Facebook shuts down AI system after bots start chatting in uncomprehensible language

Facebook shuts down AI program after bots start to communicate in their own language

Two Facebook AI bots started conversing in their own language, researchers decided to shut off the project

Engineers for the social media company had been working on one of its artificial intelligence systems when two dialog agents struck up a conversation with each other, creating some mild panic among those thinking the Facebook A.I. was operating well outside of its intended parameters.

While researchers were fascinated by the development and not anxious about the language being a way for the bots to keep secrets from developers, Facebook had to shut down the programs due to the fact that they were being created to speak to humans, not in coded language to each other. The AI agents, created to negotiate with humans, first talked to each other using plain English, but eventually created a new language that only the AI systems understood.

That didn't happen in 1997, but 20 years later (isn't it weird that 1997 was 20 years ago?) in 2017, Facebook "shut down" a pair of artificial intelligence robots because they invented their own language.

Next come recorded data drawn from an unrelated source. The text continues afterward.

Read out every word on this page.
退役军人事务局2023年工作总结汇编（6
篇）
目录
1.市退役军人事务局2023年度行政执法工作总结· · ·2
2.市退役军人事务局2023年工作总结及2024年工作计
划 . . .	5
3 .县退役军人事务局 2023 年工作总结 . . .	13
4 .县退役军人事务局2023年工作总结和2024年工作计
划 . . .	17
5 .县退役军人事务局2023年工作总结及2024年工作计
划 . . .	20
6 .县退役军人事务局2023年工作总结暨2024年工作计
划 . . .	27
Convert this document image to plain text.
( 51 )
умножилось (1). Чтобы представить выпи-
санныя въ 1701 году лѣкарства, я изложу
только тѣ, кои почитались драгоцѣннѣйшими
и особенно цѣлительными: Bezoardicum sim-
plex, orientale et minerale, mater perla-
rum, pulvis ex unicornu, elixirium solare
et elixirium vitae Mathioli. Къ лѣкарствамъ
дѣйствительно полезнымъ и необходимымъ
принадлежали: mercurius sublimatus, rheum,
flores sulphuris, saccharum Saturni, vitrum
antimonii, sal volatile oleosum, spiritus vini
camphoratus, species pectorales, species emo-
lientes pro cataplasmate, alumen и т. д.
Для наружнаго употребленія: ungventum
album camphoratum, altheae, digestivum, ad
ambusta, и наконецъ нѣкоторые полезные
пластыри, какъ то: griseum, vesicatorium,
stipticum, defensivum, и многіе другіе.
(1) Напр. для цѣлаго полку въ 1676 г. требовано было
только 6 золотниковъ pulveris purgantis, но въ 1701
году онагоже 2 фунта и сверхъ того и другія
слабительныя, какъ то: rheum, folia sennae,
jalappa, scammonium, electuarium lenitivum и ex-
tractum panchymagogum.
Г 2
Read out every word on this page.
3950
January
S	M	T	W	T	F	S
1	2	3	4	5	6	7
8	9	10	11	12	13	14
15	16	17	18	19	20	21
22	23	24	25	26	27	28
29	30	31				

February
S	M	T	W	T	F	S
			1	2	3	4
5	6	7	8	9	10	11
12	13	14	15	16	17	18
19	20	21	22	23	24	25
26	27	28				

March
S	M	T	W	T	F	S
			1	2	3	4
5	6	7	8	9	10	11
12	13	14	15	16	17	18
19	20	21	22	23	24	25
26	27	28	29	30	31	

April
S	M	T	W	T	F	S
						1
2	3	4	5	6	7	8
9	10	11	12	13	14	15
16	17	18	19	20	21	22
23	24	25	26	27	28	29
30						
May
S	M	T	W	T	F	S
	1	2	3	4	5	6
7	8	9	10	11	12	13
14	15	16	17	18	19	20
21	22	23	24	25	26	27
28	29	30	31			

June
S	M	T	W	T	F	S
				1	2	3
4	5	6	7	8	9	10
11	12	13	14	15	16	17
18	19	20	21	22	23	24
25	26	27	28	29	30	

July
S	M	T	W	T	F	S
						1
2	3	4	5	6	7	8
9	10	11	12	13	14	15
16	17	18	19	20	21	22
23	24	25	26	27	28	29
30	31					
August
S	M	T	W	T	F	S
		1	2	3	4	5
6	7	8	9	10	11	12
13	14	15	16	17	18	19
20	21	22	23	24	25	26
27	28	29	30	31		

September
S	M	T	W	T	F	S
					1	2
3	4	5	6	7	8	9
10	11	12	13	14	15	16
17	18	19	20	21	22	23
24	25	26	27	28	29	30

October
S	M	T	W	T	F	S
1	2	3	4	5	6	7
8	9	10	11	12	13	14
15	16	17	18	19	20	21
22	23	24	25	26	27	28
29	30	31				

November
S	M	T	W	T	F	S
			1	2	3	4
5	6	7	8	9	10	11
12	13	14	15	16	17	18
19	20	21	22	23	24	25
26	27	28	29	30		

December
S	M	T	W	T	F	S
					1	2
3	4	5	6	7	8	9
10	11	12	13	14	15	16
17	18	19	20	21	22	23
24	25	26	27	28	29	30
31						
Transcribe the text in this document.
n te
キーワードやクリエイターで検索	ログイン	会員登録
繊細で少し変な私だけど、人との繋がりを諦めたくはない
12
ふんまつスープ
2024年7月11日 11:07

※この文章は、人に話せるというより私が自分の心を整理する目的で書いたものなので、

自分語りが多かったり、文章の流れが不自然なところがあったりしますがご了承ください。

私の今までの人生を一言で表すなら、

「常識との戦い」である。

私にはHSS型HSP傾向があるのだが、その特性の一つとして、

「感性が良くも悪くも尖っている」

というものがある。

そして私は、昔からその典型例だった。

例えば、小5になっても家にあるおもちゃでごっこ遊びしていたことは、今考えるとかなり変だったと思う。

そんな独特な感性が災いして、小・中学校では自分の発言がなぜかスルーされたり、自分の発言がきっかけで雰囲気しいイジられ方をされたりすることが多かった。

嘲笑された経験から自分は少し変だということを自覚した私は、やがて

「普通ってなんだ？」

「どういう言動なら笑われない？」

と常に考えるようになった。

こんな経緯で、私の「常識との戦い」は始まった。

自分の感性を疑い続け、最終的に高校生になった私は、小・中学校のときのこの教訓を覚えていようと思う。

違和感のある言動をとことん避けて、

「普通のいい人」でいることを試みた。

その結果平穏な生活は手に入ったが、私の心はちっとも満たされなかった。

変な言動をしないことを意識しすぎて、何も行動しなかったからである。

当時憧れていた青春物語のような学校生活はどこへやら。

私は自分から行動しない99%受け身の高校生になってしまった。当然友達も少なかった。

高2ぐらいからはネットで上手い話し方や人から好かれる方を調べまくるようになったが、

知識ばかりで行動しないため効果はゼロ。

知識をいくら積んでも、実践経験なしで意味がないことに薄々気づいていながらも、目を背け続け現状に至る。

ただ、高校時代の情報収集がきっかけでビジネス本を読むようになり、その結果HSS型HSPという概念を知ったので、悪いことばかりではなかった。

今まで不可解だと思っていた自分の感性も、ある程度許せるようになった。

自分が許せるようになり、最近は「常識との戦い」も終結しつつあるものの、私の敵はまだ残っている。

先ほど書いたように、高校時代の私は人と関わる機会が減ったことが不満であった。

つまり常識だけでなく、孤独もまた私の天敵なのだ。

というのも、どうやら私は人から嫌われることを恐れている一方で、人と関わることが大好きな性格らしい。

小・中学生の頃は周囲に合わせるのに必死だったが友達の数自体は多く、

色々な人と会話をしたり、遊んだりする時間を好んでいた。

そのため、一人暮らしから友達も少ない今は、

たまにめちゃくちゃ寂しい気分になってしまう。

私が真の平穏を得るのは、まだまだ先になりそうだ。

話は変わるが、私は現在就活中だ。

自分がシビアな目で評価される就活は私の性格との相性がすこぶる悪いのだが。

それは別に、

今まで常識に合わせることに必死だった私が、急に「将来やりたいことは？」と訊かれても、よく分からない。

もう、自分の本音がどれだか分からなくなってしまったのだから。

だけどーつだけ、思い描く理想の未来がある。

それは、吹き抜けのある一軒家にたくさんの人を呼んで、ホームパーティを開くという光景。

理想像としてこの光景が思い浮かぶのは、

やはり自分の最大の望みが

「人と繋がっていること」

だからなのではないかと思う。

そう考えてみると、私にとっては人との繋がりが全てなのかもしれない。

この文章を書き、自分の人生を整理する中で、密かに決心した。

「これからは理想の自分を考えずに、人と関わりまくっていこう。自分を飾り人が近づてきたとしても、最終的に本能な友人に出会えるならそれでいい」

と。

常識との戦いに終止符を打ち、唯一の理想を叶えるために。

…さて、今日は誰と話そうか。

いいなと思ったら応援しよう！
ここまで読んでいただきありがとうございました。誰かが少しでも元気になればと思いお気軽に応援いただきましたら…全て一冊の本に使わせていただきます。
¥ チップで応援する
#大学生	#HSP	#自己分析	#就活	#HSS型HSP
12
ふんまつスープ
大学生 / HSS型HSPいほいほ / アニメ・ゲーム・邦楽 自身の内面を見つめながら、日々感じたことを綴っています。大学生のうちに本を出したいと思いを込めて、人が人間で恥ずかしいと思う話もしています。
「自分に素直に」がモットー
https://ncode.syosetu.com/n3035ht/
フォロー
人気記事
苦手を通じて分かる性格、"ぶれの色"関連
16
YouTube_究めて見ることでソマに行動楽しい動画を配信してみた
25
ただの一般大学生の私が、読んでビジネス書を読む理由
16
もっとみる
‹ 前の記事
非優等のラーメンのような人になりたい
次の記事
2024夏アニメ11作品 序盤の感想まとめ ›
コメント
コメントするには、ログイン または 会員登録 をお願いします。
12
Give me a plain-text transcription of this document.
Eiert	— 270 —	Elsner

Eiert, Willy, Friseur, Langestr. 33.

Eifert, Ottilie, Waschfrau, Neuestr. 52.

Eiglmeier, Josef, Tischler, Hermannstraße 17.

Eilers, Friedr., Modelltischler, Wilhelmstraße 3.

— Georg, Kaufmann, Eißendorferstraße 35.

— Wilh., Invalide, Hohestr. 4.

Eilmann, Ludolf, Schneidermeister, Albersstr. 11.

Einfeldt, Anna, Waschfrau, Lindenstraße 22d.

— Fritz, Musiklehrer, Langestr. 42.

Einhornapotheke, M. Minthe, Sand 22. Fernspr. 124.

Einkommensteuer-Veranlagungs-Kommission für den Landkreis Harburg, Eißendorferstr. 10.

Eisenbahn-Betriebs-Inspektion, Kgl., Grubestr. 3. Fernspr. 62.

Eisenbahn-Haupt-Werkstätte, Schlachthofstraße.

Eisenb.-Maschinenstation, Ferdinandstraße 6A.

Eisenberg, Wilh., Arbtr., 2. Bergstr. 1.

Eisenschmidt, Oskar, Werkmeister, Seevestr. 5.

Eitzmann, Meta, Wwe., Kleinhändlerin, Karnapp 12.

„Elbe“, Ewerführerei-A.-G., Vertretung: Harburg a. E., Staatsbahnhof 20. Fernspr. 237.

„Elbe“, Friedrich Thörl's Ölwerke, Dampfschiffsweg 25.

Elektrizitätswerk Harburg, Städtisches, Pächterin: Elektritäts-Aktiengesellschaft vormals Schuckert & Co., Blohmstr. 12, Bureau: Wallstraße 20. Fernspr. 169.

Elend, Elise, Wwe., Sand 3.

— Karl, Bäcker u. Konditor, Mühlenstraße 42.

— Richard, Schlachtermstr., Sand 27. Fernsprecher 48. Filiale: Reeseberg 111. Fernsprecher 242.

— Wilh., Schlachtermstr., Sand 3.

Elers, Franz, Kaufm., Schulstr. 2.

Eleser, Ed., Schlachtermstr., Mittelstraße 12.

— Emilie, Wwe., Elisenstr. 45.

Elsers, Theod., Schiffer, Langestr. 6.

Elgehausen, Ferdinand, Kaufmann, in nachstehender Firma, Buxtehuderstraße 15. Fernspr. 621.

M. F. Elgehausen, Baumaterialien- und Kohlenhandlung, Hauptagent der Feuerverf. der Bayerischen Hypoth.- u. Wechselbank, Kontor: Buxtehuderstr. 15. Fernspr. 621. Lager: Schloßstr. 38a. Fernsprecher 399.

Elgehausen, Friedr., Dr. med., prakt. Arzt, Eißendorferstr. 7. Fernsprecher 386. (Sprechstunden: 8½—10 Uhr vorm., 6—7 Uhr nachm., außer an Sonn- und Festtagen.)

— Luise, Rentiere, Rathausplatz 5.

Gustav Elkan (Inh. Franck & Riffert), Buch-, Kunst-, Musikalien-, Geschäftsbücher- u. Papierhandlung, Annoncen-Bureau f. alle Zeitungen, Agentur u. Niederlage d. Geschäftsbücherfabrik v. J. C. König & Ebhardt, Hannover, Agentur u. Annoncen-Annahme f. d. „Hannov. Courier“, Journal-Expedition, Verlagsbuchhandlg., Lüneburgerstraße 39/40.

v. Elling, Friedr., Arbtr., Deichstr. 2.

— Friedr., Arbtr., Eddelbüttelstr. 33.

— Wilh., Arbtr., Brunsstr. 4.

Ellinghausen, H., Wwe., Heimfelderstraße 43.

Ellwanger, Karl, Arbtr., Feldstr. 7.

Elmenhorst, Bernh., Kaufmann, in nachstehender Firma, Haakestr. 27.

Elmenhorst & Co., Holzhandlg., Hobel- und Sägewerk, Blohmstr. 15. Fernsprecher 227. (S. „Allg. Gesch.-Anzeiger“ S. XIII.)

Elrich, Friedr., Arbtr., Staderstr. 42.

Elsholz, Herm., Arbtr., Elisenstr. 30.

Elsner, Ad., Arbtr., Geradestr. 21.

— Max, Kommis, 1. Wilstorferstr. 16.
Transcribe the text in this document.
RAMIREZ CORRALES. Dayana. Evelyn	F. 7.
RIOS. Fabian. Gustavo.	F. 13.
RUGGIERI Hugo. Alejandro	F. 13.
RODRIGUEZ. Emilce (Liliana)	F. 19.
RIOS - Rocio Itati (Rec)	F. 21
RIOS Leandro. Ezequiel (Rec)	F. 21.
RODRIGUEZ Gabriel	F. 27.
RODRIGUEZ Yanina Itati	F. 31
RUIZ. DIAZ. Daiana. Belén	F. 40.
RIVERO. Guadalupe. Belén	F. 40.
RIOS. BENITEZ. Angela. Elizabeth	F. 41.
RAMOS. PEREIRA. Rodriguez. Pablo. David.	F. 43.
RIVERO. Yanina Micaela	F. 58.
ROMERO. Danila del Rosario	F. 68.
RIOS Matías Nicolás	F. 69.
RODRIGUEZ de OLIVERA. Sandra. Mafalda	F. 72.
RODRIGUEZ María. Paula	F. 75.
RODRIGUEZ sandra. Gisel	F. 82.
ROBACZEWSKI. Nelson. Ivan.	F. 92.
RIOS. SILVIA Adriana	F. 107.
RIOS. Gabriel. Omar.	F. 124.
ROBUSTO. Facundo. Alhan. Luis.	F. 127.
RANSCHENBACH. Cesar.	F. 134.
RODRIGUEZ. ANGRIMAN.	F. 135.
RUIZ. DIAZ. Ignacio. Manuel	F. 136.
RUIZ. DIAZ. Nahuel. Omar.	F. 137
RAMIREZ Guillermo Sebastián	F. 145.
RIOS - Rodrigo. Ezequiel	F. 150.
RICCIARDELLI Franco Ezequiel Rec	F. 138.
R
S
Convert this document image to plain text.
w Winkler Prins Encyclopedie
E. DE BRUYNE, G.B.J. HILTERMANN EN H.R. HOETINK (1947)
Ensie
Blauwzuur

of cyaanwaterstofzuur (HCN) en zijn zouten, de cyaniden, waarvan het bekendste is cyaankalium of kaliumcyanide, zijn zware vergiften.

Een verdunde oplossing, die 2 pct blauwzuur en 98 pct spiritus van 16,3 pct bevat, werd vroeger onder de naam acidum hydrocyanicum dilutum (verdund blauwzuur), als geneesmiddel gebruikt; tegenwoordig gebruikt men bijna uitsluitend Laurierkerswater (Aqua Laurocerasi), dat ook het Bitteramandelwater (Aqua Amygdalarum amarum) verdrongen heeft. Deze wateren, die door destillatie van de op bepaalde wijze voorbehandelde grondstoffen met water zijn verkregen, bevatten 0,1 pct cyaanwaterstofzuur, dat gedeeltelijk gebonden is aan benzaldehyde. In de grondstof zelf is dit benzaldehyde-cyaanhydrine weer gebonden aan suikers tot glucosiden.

After few days, the Bots started communicating in their own language breaking the prefixed norms by news ones completely made by them.

The seemingly freakish conversation between the two came about when Facebook challenged the chatbots to negotiate with each other on the trade of hats, balls and books, each of which was given a certain value.

"Agents will drift off understandable language and invent codewords for themselves", Batra explains.

"Balls have zero to me to me to me to me to me to me to me to me to" said one bot, Bob, to the other, Alice.

Facebook's Artificial Intelligence Researchers (Fair) were teaching the chatbots, artificial intelligence programs that carry out automated one to one tasks, to make deals with one another.

Alice: balls have zero to me to me to me to me...

At first glance the conversation resembled gibberish, yet the robots - named Bob and Alice - were actually communicating and negotiating trades.

Dhruv Batra of Facebook AI Research (FAIR), however, argues in favor of Bob and Alice.

"If I say "the" five times, you interpret that to mean I want five copies of this item". According to researchers, their process was a similar to how humans create languages.

Although what they said to each other looked repetitive and couldn't be understood by humans, the systems were able to understand what they had to do.

The announcement comes a week after Tesla's Elon Musk stated that AI was the world's "biggest risk".

The initial spontaneous development of the independent language highlights how much we still don't understand about AIs, which is a huge part of the debate regarding AI research.